Thank you for failing and trying over and over.
I hope that wherever you go tonight, you will have a nice night of sleeping and that tomorrow when you will wake up you will reflect for a moment about this day, ask yourself: Is there any new thing that you could try? Is there any idea that you could explore? If so, I am going to ask you a favour, especially to those working at institutions and organisations:
Have a meeting with your coworkers and tell them, share with them this seminar, the good and the not so good, the topics we talked about. Remember that the important part is not for them to agree with you, ask them: “Is there any new thing that we could try? Is there any new idea we could explore? How can we implement it?”.
If some of us here today would meet again, and I hope so, ask the others what they took in and how are they taking action.
I don’t have any lecture to give you here, If I am an expert in something it is in being me, at least most of the days.
Love and respect!
Kemê is a visual artist and cultural agent working primarily with photography, performance, installation and text.
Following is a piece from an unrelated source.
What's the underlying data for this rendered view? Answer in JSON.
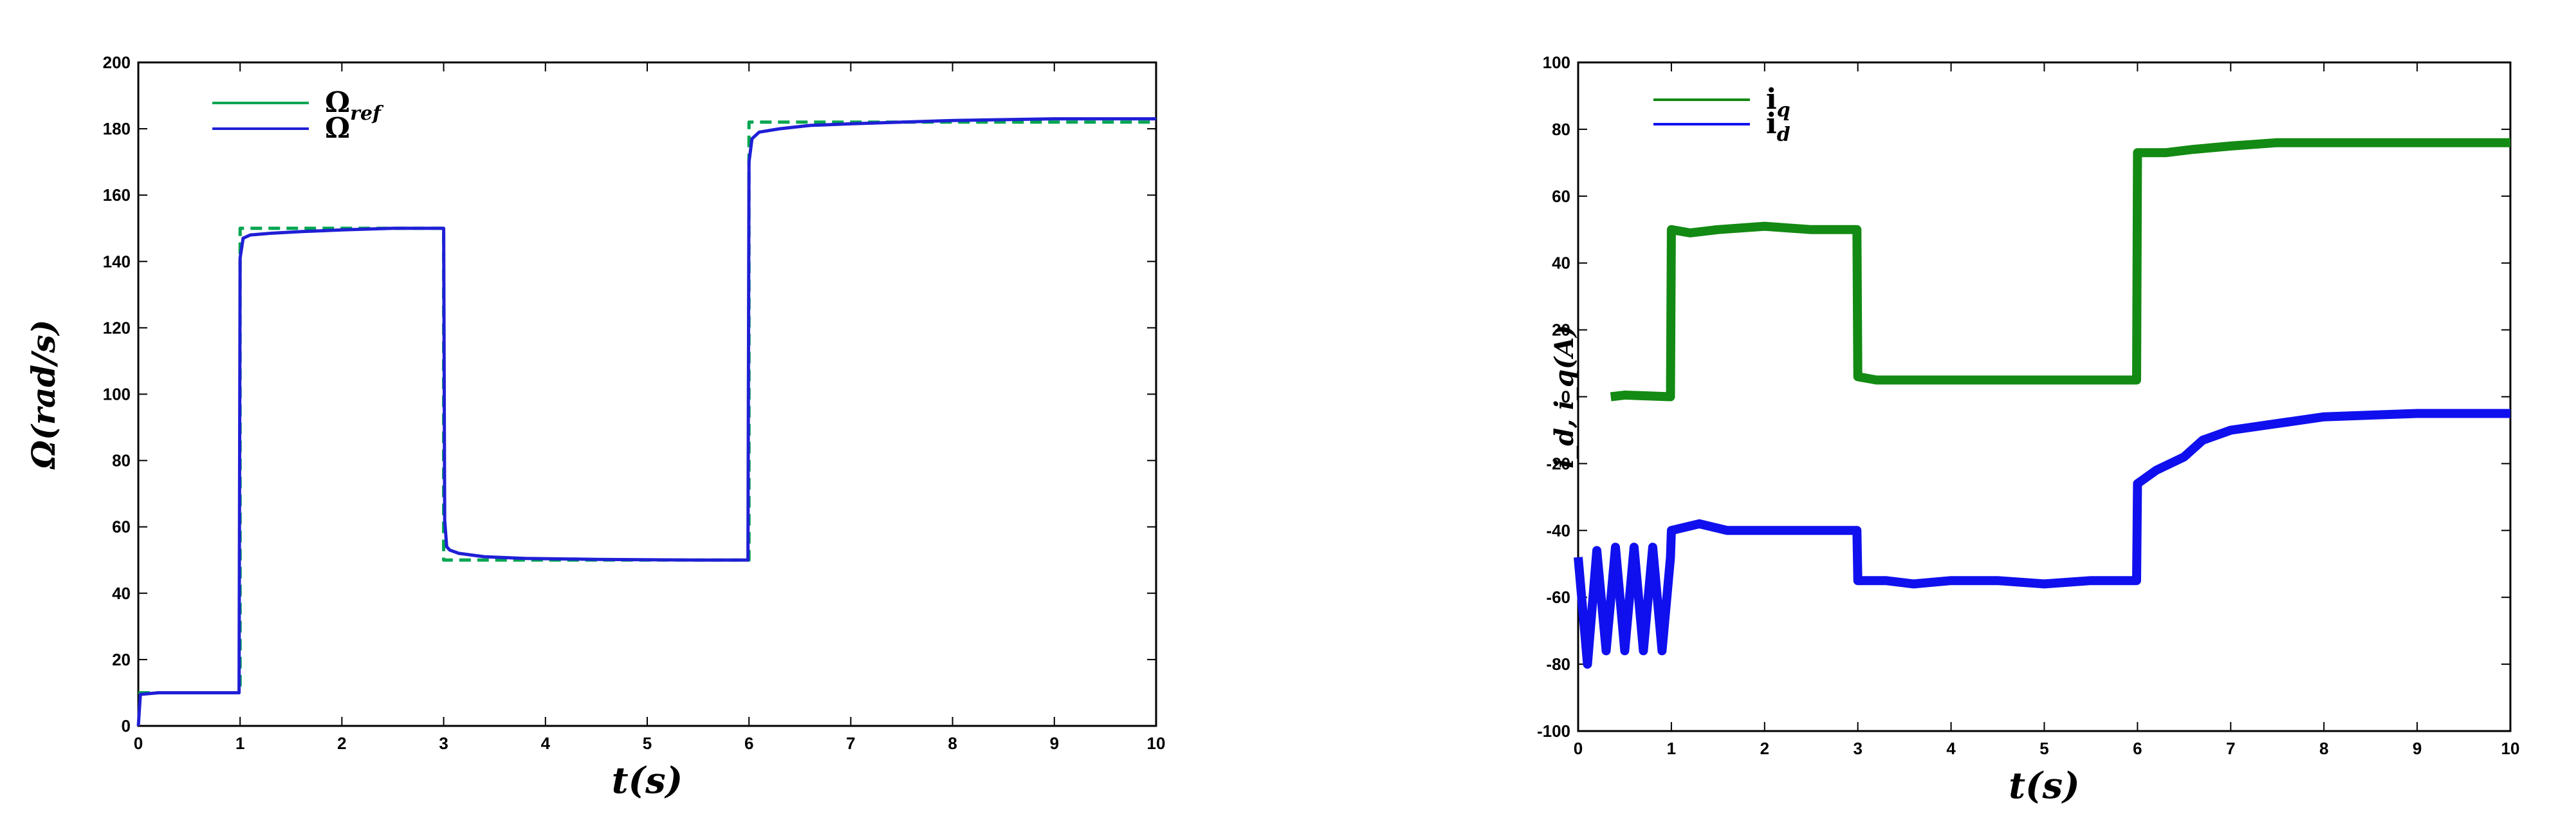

Exploring our nature and artificiality, the complexity of our construction and the constructions we inhabit, our role in it, through concepts like memory, representation, symbols, instability, the unconscious or tales. Her current artistic practice is focused in the intersection between, identity, art, community, intersectional feminism and the quality of myths as an open source.
As a culture worker, her work is centred on cultural diversity, migration, antiracism, best practices and social justice in the art field. Kemê currently works in several initiatives dealing with those issues such as Globe Art Point (G.A.P.) as project coordinator, or the group Critical Friends, (project: “An inclusive cultural sector in the Nordics” led by Arts Council Norway).